What followed were years of consulting which is what sparked the connection with exploration doyen Mark Creasy - the man whose vision he must now execute with Myanmar Metals, and who is also its second-largest shareholder.

"Early on he [Creasy] said ‘John, you're a zinc man, what do you know about Bawdwin?' And I just had to shrug my shoulders," says Lamb.

"The industry had pretty much forgotten Bawdwin by mid-2017 - it had disappeared from what was once the greatest mine in the British Empire pre-WWII to being unknown to someone like myself, who at that stage had spent quite a bit of time working in the zinc-lead-silver space."

Creasy invited Lamb to take on his first ever CEO position, and by that time the Tasmanian had a leadership toolkit to draw upon with three guiding principles: people, trust and purpose.

"The first thing was getting on a plane, going to Myanmar and establishing relationships," he says.

"We could not possibly succeed operating as the newcomer, as the foreigner in a place like Myanmar without really strong relationships with local partners and government."

These efforts culminated around a year ago when Myanmar exercised an option to take majority ownership of the Bawdwin Project in a joint venture with local companies Win Myint Mo Industries (WMM) and EAP.

The experienced miner celebrates the meshing of cultures and ways of thinking about business between different companies in the JV.

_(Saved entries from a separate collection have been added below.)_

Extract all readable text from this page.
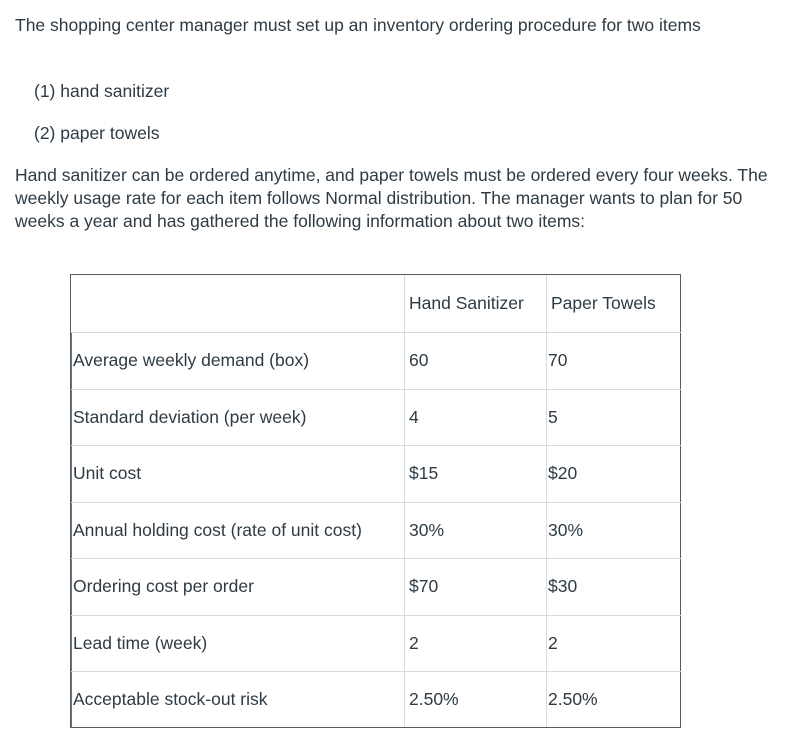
The shopping center manager must set up an inventory ordering procedure for two items

(1) hand sanitizer

(2) paper towels

Hand sanitizer can be ordered anytime, and paper towels must be ordered every four weeks. The weekly usage rate for each item follows Normal distribution. The manager wants to plan for 50 weeks a year and has gathered the following information about two items:

	Hand Sanitizer	Paper Towels
Average weekly demand (box)	60	70
Standard deviation (per week)	4	5
Unit cost	$15	$20
Annual holding cost (rate of unit cost)	30%	30%
Ordering cost per order	$70	$30
Lead time (week)	2	2
Acceptable stock-out risk	2.50%	2.50%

"We've got language challenges because you have people who speak Burmese, people who speak Chinese and people who only speak English, and yet we have put together a joint venture that really works," he says.

"Our partners are helping us work through the challenges of really being first Western company back into the minerals industry in a big way in Myanmar since the US sanctions were lifted some years ago."

For Lamb, gaining trust comes from delivering on promises. At Myanmar Metals that has meant technical work and community engagement along with environmental and social impact studies that are now well advanced.

"The Myanmar government is very pleased with the results, we're very pleased with the results," he says.

"Bawdwin has gone from having no declared resource to approaching 100 million tonnes in JORC categories, and that's all happened in under two years.

"This is undeniably one of the world's greatest mineral resources."

While a fallen share price belies a steady build up of market capitalisation through share placements, Lamb says "the proof will be in the pudding" in the next 12 months for Bawdwin. Lamb expects final permits will be granted by the end of the year with plans to start construction in mid-2020.

"We're within 12 months now of turning the first sod and building this major new mining project," he says.

"Even just our starter pit that we've described in our prefeasibility study is just the first of many projects on the site - it only mines a fraction of the resource base as we know it.

"That starting pit alone will be the world's third-largest lead producer and it will be a top 10 silver producer at the same time. That gives you some idea."

John Lamb is nominated for New and/or Emerging Leader in the 2019 MNN Awards.